Hempstead's coronation as the Poet Laureate of Freemasonry was held on October 5, 1908, in Chicago. Robert Burns was the first poet to receive this honor; Hempstead was the third.

== Personal life ==
On September 13, 1871, Hempstead married Gertrude Blair O'Neale of Charlottesville, Virginia. The couple had seven children.

Hempstead was a member of Christ Episcopal Church in Little Rock. He was a 33-degree freemason, serving as the grand secretary of the Grand Lodge of Arkansas for 53 years, starting in 1881. In 1891, he became the grand high priest of the grand chapter of the Royal Arch Masons. He became the recorder of the Grand Commandery of the Knights Templar in 1899. He was the puissant general grand master of Royal and Select Masters of the United States from 1921 to 1924.

Hempstead died following a lengthy illness on April 24, 1934, at his home in Little Rock, at the age of 86. He lay in state at the Arkansas State Capitol Rotunda. He was buried in Mount Holly Cemetery.

==Selected publications==

=== Books ===
- A History of the State of Arkansas for the Use of Schools. New Orleans: F. F. Hansell & Bro., 1889.
- A Pictorial History of Arkansas, From the Earliest Times to the Year 1890. St.
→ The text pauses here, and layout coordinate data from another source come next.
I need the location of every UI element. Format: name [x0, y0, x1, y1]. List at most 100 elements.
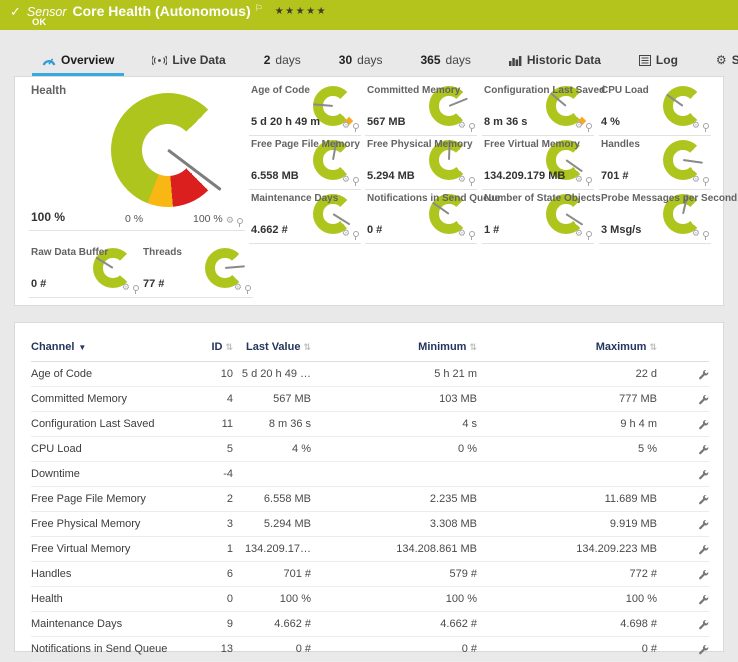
table-row[interactable]: Age of Code 10 5 d 20 h 49 … 5 h 21 m 22… — [31, 362, 709, 387]
gear-icon[interactable]: ⚙ — [458, 121, 466, 130]
channel-name[interactable]: Free Virtual Memory — [31, 537, 181, 562]
edit-channel-icon[interactable] — [698, 368, 709, 380]
tab-overview[interactable]: Overview — [32, 53, 124, 76]
gauge-tile-number-of-state-objects[interactable]: Number of State Objects 1 # ⚙ — [482, 191, 594, 244]
pin-icon[interactable] — [586, 231, 592, 237]
column-header-channel[interactable]: Channel▼ — [31, 335, 181, 362]
pin-icon[interactable] — [353, 231, 359, 237]
gauge-tile-configuration-last-saved[interactable]: Configuration Last Saved 8 m 36 s ⚙ — [482, 83, 594, 136]
channel-name[interactable]: Configuration Last Saved — [31, 412, 181, 437]
gear-icon[interactable]: ⚙ — [575, 121, 583, 130]
channel-name[interactable]: CPU Load — [31, 437, 181, 462]
table-row[interactable]: Handles 6 701 # 579 # 772 # — [31, 562, 709, 587]
tab-settings[interactable]: ⚙ Settings — [706, 53, 738, 76]
edit-channel-icon[interactable] — [698, 618, 709, 630]
gauge-tile-health[interactable]: Health 0 % 100 % 100 % ⚙ — [29, 83, 245, 231]
table-row[interactable]: Committed Memory 4 567 MB 103 MB 777 MB — [31, 387, 709, 412]
column-header-id[interactable]: ID⇅ — [181, 335, 233, 362]
tab-30-days[interactable]: 30 days — [329, 53, 393, 76]
tab-2-days[interactable]: 2 days — [254, 53, 311, 76]
gauge-tile-age-of-code[interactable]: Age of Code 5 d 20 h 49 m ⚙ — [249, 83, 361, 136]
gauge-tile-free-virtual-memory[interactable]: Free Virtual Memory 134.209.179 MB ⚙ — [482, 137, 594, 190]
pin-icon[interactable] — [237, 218, 243, 224]
table-row[interactable]: CPU Load 5 4 % 0 % 5 % — [31, 437, 709, 462]
gauge-tile-maintenance-days[interactable]: Maintenance Days 4.662 # ⚙ — [249, 191, 361, 244]
column-header-maximum[interactable]: Maximum⇅ — [477, 335, 657, 362]
edit-channel-icon[interactable] — [698, 643, 709, 655]
channel-gauge-value: 8 m 36 s — [484, 116, 527, 128]
gear-icon[interactable]: ⚙ — [122, 283, 130, 292]
edit-channel-icon[interactable] — [698, 468, 709, 480]
table-row[interactable]: Maintenance Days 9 4.662 # 4.662 # 4.698… — [31, 612, 709, 637]
pin-icon[interactable] — [245, 285, 251, 291]
edit-channel-icon[interactable] — [698, 418, 709, 430]
pin-icon[interactable] — [469, 123, 475, 129]
gear-icon[interactable]: ⚙ — [575, 175, 583, 184]
channel-name[interactable]: Age of Code — [31, 362, 181, 387]
gauge-tile-free-page-file-memory[interactable]: Free Page File Memory 6.558 MB ⚙ — [249, 137, 361, 190]
channel-name[interactable]: Maintenance Days — [31, 612, 181, 637]
tab-365-days[interactable]: 365 days — [411, 53, 481, 76]
gear-icon[interactable]: ⚙ — [692, 229, 700, 238]
channel-name[interactable]: Free Page File Memory — [31, 487, 181, 512]
edit-channel-icon[interactable] — [698, 543, 709, 555]
pin-icon[interactable] — [353, 177, 359, 183]
gear-icon[interactable]: ⚙ — [458, 175, 466, 184]
gear-icon[interactable]: ⚙ — [692, 175, 700, 184]
table-row[interactable]: Downtime -4 — [31, 462, 709, 487]
channel-name[interactable]: Notifications in Send Queue — [31, 637, 181, 662]
edit-channel-icon[interactable] — [698, 393, 709, 405]
tab-historic-data[interactable]: Historic Data — [499, 53, 611, 76]
column-header-minimum[interactable]: Minimum⇅ — [311, 335, 477, 362]
gauge-tile-cpu-load[interactable]: CPU Load 4 % ⚙ — [599, 83, 711, 136]
table-row[interactable]: Free Page File Memory 2 6.558 MB 2.235 M… — [31, 487, 709, 512]
pin-icon[interactable] — [703, 123, 709, 129]
gear-icon[interactable]: ⚙ — [575, 229, 583, 238]
channel-id: 13 — [181, 637, 233, 662]
pin-icon[interactable] — [133, 285, 139, 291]
gauge-tile-handles[interactable]: Handles 701 # ⚙ — [599, 137, 711, 190]
gauge-tile-notifications-in-send-queue[interactable]: Notifications in Send Queue 0 # ⚙ — [365, 191, 477, 244]
pin-icon[interactable] — [353, 123, 359, 129]
channel-name[interactable]: Free Physical Memory — [31, 512, 181, 537]
gauge-tile-probe-messages-per-second[interactable]: Probe Messages per Second 3 Msg/s ⚙ — [599, 191, 711, 244]
table-row[interactable]: Health 0 100 % 100 % 100 % — [31, 587, 709, 612]
edit-channel-icon[interactable] — [698, 568, 709, 580]
pin-icon[interactable] — [469, 231, 475, 237]
channel-name[interactable]: Committed Memory — [31, 387, 181, 412]
pin-icon[interactable] — [703, 231, 709, 237]
channel-gauge-label: Free Physical Memory — [367, 139, 473, 150]
flag-icon[interactable]: ⚐ — [255, 3, 263, 14]
gear-icon[interactable]: ⚙ — [234, 283, 242, 292]
gear-icon[interactable]: ⚙ — [226, 216, 234, 225]
gauge-tile-threads[interactable]: Threads 77 # ⚙ — [141, 245, 253, 298]
pin-icon[interactable] — [586, 123, 592, 129]
gauge-tile-raw-data-buffer[interactable]: Raw Data Buffer 0 # ⚙ — [29, 245, 141, 298]
gear-icon[interactable]: ⚙ — [692, 121, 700, 130]
tab-live-data[interactable]: Live Data — [142, 53, 235, 76]
gear-icon[interactable]: ⚙ — [342, 229, 350, 238]
tab-log[interactable]: Log — [629, 53, 688, 76]
gear-icon[interactable]: ⚙ — [342, 175, 350, 184]
table-row[interactable]: Free Virtual Memory 1 134.209.17… 134.20… — [31, 537, 709, 562]
channel-name[interactable]: Health — [31, 587, 181, 612]
pin-icon[interactable] — [469, 177, 475, 183]
gauge-tile-free-physical-memory[interactable]: Free Physical Memory 5.294 MB ⚙ — [365, 137, 477, 190]
table-row[interactable]: Free Physical Memory 3 5.294 MB 3.308 MB… — [31, 512, 709, 537]
channel-name[interactable]: Handles — [31, 562, 181, 587]
gear-icon[interactable]: ⚙ — [458, 229, 466, 238]
column-header-last-value[interactable]: Last Value⇅ — [233, 335, 311, 362]
channel-name[interactable]: Downtime — [31, 462, 181, 487]
table-row[interactable]: Notifications in Send Queue 13 0 # 0 # 0… — [31, 637, 709, 662]
edit-channel-icon[interactable] — [698, 593, 709, 605]
pin-icon[interactable] — [586, 177, 592, 183]
gear-icon[interactable]: ⚙ — [342, 121, 350, 130]
edit-channel-icon[interactable] — [698, 443, 709, 455]
pin-icon[interactable] — [703, 177, 709, 183]
gauge-tile-committed-memory[interactable]: Committed Memory 567 MB ⚙ — [365, 83, 477, 136]
table-row[interactable]: Configuration Last Saved 11 8 m 36 s 4 s… — [31, 412, 709, 437]
edit-channel-icon[interactable] — [698, 493, 709, 505]
edit-channel-icon[interactable] — [698, 518, 709, 530]
priority-stars[interactable]: ★★★★★ — [275, 6, 327, 17]
channel-id: 9 — [181, 612, 233, 637]
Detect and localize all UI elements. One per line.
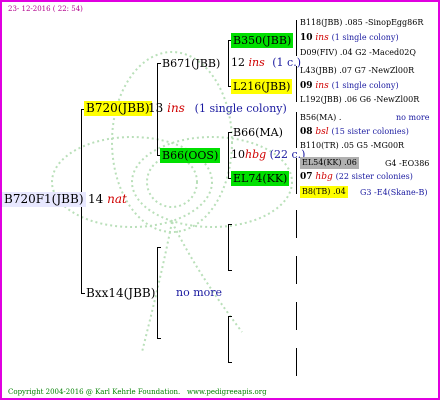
gen4-c-line1[interactable]: B56(MA) . bbox=[300, 113, 341, 122]
connector-line bbox=[157, 247, 161, 248]
connector-line bbox=[296, 210, 297, 238]
gen3-b-name[interactable]: L216(JBB) bbox=[231, 79, 293, 94]
root-bee-name[interactable]: B720F1(JBB) bbox=[2, 192, 86, 207]
grandparent-a-info: 12 ins (1 c.) bbox=[231, 56, 301, 69]
gen4-d-gen: 07 hbg (22 sister colonies) bbox=[300, 172, 413, 182]
gen4-c-no-more: no more bbox=[396, 113, 430, 122]
connector-line bbox=[296, 348, 297, 376]
connector-line bbox=[296, 112, 297, 148]
parent-queen-name[interactable]: B720(JBB) bbox=[84, 101, 152, 116]
connector-line bbox=[228, 316, 232, 317]
gen4-b-line1[interactable]: L43(JBB) .07 G7 -NewZl00R bbox=[300, 66, 414, 75]
gen4-a-line1[interactable]: B118(JBB) .085 -SinopEgg86R bbox=[300, 18, 423, 27]
gen3-d-name[interactable]: EL74(KK) bbox=[231, 171, 290, 186]
gen3-c-name[interactable]: B66(MA) bbox=[231, 125, 285, 140]
connector-line bbox=[296, 256, 297, 284]
drone-parent-name[interactable]: Bxx14(JBB) bbox=[84, 286, 157, 301]
root-gen: 14 nat bbox=[88, 192, 127, 206]
gen4-b-line3[interactable]: L192(JBB) .06 G6 -NewZl00R bbox=[300, 95, 419, 104]
connector-line bbox=[296, 158, 297, 194]
grandparent-a-name[interactable]: B671(JBB) bbox=[160, 56, 222, 71]
connector-line bbox=[228, 270, 232, 271]
connector-line bbox=[228, 40, 229, 87]
gen4-d-line1[interactable]: EL54(KK) .06 bbox=[300, 157, 359, 169]
connector-line bbox=[157, 338, 161, 339]
connector-line bbox=[228, 132, 229, 179]
connector-line bbox=[296, 20, 297, 56]
gen4-d-line3a[interactable]: B8(TB) .04 bbox=[300, 186, 348, 198]
connector-line bbox=[228, 224, 232, 225]
pedigree-frame: 23- 12-2016 ( 22: 54) B720F1(JBB) 14 nat… bbox=[0, 0, 440, 400]
date-stamp: 23- 12-2016 ( 22: 54) bbox=[8, 5, 83, 13]
gen4-c-line3[interactable]: B110(TR) .05 G5 -MG00R bbox=[300, 141, 404, 150]
grandparent-b-info: 10hbg (22 c.) bbox=[231, 148, 306, 161]
gen4-a-gen: 10 ins (1 single colony) bbox=[300, 33, 399, 43]
grandparent-b-name[interactable]: B66(OOS) bbox=[160, 148, 221, 163]
connector-line bbox=[228, 224, 229, 271]
connector-line bbox=[296, 66, 297, 102]
gen4-b-gen: 09 ins (1 single colony) bbox=[300, 81, 399, 91]
drone-parent-no-more: no more bbox=[176, 286, 223, 299]
connector-line bbox=[228, 362, 232, 363]
connector-line bbox=[296, 302, 297, 330]
footer-copyright: Copyright 2004-2016 @ Karl Kehrle Founda… bbox=[8, 388, 267, 396]
gen4-d-line3b: G3 -E4(Skane-B) bbox=[360, 188, 428, 197]
gen3-a-name[interactable]: B350(JBB) bbox=[231, 33, 294, 48]
gen4-d-line1b: G4 -EO386 bbox=[385, 159, 430, 168]
gen4-a-line3[interactable]: D09(FIV) .04 G2 -Maced02Q bbox=[300, 48, 416, 57]
parent-queen-info: 13 ins (1 single colony) bbox=[148, 101, 287, 115]
gen4-c-gen: 08 bsl (15 sister colonies) bbox=[300, 127, 409, 137]
connector-line bbox=[228, 316, 229, 363]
Louis: N. D. Thompson Publishing Company, 1890.
- Historical review of Arkansas: Its Commerce, Industry and Modern Affairs. vol. 1. Chicago: The Lewis Publishing Company, 1911.
- A History of Cryptic Masonry in Arkansas. Little Rock: Parke-Harper Publishing Co., 1922.

=== Poetry collections ===
- Random Arrows. Philadelphia: J.B. Lippincott & Co., 1878.
- Poems. Little Rock: Democratic Printing and Lithographing Company, 1908.